The delegation, a body working under the Office of the United Nations High Commissioner for Human Rights (OHCHR), will be in Turkey on March 14-18 at the invitation of Ankara. The same group’s most recent visit to Turkey took place almost two decades ago in 1998.
The group is expected to travel to Ankara, Istanbul and Diyarbakır, where they will meet with state officials as well as relatives of disappeared people and representatives of civil society organizations. A final report on the trip examining issues related to truth, justice and reparation for the victims is expected to be presented to the U.N. Human Rights Council in September 2016.
The Working Group was established by the U.N. Commission on Human Rights in 1980 to assist families in determining the fate and whereabouts of disappeared relatives. It endeavors to establish a channel of communication between the families and the governments concerned, to ensure that individual cases are investigated, with the objective of clarifying the whereabouts of persons who, having disappeared, are placed outside the protection of the law.

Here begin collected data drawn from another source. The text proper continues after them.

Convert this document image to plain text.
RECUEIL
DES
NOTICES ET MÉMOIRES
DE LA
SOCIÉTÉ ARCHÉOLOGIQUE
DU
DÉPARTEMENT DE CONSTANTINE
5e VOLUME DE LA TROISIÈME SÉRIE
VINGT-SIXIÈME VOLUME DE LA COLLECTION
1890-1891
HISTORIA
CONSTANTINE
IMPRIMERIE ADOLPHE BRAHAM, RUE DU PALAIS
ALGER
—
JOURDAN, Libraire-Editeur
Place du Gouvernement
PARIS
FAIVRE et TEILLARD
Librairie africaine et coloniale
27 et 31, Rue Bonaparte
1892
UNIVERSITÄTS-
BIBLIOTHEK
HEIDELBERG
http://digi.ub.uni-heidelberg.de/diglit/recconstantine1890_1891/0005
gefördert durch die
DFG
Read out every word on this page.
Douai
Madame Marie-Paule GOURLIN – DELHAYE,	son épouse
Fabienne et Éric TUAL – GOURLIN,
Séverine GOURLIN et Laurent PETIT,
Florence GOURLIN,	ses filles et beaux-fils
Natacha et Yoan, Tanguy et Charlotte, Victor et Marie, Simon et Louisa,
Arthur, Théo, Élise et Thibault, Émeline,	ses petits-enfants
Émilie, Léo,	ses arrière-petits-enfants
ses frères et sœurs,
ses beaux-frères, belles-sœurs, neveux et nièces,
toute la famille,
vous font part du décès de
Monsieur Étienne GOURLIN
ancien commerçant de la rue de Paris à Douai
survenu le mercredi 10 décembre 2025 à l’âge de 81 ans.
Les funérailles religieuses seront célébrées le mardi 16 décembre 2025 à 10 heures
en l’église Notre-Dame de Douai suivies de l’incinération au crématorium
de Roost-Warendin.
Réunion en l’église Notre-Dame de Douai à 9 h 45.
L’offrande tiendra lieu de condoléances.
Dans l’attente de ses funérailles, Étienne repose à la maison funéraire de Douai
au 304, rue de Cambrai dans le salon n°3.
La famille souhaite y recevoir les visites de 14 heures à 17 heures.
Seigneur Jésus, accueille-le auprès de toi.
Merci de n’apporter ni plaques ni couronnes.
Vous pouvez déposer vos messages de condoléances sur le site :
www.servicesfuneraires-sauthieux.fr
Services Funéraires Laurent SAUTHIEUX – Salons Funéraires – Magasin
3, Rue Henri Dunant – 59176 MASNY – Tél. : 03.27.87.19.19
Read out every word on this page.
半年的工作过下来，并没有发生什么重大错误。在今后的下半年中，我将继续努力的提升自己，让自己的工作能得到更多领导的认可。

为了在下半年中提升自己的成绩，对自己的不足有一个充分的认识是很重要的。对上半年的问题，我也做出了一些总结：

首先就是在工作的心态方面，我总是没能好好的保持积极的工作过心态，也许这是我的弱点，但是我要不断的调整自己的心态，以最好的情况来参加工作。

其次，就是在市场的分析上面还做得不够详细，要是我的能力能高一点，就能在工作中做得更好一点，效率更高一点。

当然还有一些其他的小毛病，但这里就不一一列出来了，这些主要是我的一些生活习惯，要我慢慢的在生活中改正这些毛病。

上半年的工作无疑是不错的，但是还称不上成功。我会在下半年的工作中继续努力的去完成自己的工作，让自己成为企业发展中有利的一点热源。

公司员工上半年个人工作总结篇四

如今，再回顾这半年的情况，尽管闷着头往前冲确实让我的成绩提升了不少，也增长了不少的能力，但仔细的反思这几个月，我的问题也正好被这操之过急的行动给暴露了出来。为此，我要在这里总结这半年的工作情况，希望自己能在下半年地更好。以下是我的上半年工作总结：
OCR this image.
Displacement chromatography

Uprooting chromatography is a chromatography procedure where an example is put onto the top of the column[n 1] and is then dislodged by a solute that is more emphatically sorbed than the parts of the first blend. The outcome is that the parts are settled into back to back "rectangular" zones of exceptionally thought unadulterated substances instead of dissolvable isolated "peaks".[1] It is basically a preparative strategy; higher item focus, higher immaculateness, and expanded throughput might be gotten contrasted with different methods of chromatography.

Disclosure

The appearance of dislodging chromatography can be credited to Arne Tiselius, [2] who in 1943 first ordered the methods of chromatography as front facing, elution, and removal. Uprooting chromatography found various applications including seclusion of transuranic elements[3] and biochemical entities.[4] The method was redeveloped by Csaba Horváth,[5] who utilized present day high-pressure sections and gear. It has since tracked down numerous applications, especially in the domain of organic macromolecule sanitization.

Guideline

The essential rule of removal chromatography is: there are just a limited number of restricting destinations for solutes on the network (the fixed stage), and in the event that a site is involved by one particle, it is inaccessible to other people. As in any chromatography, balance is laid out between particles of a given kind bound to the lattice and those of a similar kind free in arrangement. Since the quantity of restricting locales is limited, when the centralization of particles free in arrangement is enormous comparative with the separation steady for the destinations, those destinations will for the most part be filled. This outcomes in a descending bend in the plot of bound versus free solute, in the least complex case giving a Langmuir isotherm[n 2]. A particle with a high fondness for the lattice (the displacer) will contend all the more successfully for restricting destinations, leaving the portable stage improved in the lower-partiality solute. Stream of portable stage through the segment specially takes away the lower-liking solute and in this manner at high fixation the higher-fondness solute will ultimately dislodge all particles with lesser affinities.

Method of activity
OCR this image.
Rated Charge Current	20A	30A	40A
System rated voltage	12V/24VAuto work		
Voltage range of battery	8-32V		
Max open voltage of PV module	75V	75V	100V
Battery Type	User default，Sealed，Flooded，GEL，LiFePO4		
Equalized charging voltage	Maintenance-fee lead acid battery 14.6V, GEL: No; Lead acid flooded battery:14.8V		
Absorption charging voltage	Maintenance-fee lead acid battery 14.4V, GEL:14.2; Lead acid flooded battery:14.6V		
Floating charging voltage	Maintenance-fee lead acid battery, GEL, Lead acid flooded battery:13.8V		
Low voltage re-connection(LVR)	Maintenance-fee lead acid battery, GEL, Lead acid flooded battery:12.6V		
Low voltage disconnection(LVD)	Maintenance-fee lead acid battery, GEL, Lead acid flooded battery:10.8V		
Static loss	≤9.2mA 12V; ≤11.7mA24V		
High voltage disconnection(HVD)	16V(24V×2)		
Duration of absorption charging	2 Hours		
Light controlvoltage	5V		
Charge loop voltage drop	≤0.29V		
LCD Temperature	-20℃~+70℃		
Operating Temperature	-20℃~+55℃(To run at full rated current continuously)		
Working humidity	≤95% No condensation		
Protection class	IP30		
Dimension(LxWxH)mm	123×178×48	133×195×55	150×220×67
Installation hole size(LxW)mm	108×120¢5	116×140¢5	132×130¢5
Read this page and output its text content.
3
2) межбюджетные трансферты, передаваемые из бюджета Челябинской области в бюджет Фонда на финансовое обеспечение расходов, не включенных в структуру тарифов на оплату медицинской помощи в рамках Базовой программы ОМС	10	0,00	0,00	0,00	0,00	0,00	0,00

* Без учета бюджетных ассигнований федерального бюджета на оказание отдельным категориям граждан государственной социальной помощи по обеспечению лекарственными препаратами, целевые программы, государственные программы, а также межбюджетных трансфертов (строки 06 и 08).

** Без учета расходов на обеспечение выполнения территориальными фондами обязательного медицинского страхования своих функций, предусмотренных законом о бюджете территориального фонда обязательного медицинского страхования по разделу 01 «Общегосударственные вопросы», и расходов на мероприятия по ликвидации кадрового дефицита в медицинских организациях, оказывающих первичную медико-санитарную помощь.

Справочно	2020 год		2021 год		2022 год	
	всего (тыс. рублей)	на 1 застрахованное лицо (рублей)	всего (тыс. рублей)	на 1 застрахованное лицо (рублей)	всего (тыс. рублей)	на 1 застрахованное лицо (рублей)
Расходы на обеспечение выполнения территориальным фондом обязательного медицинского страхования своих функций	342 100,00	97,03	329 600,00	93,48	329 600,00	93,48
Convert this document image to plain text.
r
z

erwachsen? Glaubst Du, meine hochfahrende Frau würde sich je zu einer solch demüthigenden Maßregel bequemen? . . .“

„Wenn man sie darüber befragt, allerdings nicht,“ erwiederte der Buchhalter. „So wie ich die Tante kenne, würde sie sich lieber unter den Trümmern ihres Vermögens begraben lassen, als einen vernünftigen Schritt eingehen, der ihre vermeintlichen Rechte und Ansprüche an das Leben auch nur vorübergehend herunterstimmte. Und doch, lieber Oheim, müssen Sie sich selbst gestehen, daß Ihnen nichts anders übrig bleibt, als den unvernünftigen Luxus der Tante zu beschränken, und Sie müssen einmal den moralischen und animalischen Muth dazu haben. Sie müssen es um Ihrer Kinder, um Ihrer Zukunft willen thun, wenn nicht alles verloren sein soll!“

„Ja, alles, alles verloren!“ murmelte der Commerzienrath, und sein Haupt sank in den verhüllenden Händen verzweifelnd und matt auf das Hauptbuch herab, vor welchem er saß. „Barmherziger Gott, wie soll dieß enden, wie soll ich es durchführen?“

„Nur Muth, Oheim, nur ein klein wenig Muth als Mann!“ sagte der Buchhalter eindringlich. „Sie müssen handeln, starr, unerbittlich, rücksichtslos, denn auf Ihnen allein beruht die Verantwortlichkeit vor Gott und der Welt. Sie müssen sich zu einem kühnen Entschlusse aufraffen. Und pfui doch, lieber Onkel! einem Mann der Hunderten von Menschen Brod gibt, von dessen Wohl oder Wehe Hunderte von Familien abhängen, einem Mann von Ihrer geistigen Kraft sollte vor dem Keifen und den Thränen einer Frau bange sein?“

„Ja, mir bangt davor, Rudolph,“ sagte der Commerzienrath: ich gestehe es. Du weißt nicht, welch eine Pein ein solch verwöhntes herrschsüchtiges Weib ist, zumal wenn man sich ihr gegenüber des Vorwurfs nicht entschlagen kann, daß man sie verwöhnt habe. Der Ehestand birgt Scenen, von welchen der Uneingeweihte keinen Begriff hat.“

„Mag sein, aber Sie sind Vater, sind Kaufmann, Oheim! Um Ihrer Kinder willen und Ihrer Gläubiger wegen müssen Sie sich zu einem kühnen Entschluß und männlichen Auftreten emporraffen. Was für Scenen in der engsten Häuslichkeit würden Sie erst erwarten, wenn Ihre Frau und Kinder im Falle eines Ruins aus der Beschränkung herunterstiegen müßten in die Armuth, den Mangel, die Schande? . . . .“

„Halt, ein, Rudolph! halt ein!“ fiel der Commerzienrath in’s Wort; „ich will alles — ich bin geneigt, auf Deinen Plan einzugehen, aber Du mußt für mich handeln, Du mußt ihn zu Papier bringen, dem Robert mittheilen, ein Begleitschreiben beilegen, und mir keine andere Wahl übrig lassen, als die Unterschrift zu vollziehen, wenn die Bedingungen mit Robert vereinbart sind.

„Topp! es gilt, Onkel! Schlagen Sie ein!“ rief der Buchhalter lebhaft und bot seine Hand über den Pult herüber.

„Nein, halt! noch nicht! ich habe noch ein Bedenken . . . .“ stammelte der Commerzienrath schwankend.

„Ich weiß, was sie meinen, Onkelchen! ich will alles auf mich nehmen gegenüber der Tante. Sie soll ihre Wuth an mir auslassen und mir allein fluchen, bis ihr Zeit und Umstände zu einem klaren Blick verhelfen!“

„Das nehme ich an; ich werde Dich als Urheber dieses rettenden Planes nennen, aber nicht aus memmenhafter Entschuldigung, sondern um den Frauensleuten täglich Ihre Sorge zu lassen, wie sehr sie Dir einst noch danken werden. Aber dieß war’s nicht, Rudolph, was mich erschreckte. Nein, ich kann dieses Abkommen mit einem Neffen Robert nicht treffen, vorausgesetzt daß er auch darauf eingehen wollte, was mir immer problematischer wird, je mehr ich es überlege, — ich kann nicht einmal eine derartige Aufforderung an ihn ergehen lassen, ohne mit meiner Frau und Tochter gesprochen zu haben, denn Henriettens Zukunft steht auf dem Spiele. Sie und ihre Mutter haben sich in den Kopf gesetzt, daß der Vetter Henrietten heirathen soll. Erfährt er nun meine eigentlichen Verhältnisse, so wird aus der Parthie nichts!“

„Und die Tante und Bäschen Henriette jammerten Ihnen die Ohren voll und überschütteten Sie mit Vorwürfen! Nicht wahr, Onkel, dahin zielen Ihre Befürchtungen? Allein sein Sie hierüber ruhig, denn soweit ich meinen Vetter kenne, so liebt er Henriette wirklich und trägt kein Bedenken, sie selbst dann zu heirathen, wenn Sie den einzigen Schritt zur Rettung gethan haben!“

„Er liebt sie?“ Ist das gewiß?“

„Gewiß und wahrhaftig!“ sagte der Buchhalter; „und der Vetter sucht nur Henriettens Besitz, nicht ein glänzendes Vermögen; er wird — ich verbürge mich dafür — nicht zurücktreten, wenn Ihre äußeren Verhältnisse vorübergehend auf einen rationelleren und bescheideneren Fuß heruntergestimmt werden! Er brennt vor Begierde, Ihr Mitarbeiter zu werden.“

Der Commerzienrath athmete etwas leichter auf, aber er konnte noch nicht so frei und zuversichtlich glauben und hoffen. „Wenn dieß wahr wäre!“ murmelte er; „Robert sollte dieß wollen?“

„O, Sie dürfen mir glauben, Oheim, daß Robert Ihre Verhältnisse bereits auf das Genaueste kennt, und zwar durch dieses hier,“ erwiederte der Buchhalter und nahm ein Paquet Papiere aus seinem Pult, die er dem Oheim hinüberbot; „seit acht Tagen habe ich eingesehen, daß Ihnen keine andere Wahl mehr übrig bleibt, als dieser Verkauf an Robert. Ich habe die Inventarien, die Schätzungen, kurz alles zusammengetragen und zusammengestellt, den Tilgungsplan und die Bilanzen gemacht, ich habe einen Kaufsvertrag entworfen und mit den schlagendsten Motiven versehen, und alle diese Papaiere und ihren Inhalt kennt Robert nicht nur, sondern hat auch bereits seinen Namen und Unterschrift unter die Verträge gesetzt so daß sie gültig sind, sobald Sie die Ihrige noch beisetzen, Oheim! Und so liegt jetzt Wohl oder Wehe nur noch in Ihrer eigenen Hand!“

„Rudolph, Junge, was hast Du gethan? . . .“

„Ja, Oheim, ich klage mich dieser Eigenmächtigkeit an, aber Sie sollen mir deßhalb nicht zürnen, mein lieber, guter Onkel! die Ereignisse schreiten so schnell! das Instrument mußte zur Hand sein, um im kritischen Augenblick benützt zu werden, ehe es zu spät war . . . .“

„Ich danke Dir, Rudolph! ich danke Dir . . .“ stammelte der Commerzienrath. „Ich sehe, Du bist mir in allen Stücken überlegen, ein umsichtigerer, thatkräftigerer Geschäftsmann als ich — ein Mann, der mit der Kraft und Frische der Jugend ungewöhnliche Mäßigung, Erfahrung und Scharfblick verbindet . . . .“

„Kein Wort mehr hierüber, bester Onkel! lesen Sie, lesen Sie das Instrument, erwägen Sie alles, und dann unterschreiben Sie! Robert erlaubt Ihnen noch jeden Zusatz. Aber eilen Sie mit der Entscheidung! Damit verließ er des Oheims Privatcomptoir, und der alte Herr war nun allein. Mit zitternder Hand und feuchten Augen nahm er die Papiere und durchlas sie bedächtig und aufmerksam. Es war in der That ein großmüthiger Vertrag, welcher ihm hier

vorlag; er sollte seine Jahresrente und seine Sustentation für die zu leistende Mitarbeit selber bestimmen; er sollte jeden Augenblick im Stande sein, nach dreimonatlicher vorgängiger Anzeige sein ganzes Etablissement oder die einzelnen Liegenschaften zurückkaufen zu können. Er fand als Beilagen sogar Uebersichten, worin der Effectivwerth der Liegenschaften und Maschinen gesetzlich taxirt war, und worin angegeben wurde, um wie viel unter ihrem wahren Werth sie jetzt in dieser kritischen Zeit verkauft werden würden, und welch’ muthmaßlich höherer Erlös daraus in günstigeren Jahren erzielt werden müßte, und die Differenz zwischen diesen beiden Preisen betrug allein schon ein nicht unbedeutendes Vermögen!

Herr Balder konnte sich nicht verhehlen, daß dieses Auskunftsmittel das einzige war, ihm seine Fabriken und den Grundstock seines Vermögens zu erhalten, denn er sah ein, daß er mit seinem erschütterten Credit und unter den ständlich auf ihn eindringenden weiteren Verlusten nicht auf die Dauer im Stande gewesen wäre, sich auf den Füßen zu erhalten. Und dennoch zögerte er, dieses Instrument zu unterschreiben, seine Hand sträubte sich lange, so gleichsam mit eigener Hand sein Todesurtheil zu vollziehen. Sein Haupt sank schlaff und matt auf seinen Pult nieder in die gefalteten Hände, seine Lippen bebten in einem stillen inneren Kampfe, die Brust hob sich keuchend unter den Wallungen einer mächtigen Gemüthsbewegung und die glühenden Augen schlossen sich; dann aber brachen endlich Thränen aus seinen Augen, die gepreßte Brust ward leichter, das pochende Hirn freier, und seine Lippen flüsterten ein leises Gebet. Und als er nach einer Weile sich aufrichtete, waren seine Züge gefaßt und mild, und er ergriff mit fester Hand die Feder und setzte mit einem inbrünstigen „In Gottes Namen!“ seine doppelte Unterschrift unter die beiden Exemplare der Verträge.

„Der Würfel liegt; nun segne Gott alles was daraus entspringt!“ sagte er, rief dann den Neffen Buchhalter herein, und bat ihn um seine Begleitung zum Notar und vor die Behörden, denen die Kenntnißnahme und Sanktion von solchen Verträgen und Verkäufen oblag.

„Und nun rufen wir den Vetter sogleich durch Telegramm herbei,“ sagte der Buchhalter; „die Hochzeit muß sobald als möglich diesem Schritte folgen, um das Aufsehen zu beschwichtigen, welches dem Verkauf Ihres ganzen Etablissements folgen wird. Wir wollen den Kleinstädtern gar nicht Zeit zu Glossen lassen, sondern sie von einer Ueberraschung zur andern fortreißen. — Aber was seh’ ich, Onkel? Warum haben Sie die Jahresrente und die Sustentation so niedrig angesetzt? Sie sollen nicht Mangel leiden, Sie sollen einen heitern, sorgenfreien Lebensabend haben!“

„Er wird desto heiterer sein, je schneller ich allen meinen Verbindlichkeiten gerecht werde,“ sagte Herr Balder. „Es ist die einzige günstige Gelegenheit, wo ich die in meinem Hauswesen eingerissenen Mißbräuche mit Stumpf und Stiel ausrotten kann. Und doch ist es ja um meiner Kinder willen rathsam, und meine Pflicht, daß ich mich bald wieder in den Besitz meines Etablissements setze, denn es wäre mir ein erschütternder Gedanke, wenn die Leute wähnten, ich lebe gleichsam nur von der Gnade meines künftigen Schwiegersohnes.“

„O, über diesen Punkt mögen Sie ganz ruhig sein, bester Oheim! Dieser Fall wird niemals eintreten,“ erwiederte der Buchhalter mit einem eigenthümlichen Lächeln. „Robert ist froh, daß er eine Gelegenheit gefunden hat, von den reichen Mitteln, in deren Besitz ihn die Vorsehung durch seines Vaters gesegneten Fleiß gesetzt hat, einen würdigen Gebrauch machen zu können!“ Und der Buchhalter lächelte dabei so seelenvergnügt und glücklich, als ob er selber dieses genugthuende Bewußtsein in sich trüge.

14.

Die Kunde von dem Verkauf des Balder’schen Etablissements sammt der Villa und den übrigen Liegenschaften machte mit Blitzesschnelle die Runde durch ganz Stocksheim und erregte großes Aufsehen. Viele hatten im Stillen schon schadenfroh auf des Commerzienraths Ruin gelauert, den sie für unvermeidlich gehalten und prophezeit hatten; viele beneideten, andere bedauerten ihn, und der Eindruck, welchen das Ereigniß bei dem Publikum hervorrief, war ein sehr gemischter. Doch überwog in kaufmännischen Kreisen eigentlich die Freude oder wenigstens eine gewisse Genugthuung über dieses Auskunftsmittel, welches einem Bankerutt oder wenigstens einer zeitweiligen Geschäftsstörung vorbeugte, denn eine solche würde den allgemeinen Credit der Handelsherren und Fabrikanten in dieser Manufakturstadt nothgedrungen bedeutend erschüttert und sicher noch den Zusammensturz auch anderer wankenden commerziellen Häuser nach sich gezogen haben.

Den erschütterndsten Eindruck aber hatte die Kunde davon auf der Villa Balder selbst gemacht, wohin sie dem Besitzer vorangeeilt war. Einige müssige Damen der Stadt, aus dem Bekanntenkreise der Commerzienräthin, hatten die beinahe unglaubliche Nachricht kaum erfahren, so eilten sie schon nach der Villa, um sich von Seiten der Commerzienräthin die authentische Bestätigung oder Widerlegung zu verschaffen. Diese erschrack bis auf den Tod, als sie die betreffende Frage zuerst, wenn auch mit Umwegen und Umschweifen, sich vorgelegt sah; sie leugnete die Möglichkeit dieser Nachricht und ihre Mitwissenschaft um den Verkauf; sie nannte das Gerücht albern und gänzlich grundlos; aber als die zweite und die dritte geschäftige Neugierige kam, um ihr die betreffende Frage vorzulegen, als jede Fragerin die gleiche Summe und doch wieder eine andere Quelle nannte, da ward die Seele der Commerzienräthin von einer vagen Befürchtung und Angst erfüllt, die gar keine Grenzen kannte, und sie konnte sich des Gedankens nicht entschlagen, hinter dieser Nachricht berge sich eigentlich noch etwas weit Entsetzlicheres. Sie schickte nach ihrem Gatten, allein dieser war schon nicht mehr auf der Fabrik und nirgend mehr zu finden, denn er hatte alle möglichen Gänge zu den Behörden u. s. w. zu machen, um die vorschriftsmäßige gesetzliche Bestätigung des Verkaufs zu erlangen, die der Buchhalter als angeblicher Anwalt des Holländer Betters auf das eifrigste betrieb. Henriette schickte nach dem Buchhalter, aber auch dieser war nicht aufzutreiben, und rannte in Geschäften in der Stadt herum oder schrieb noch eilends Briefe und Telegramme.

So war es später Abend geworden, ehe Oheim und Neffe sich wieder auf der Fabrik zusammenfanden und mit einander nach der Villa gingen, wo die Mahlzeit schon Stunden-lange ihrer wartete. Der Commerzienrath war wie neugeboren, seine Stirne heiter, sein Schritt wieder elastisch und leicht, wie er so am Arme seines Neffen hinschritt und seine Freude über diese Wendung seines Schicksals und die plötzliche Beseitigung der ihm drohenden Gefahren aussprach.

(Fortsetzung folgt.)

Approached by the Hürriyet Daily News
on March 11, Turkish officials declined to comment on the reasons behind the visit taking place at this point.
In the two decades after the Sept. 12, 1980 military coup, when the Working Group’s first visit to Turkey took place, serious human rights violations including killings, disappearances, and torture, were committed against civilians in the predominantly Kurdish-populated southeastern Anatolia, amid clashes between the state and the armed outlawed Kurdistan Workers’ Party
The Working Group’s upcoming visit comes at a time of rising tension in the southeast, which has been hit by the worst violence in years, shattering a fragile peace process after a two-and-a-half-year de facto ceasefire in July 2015.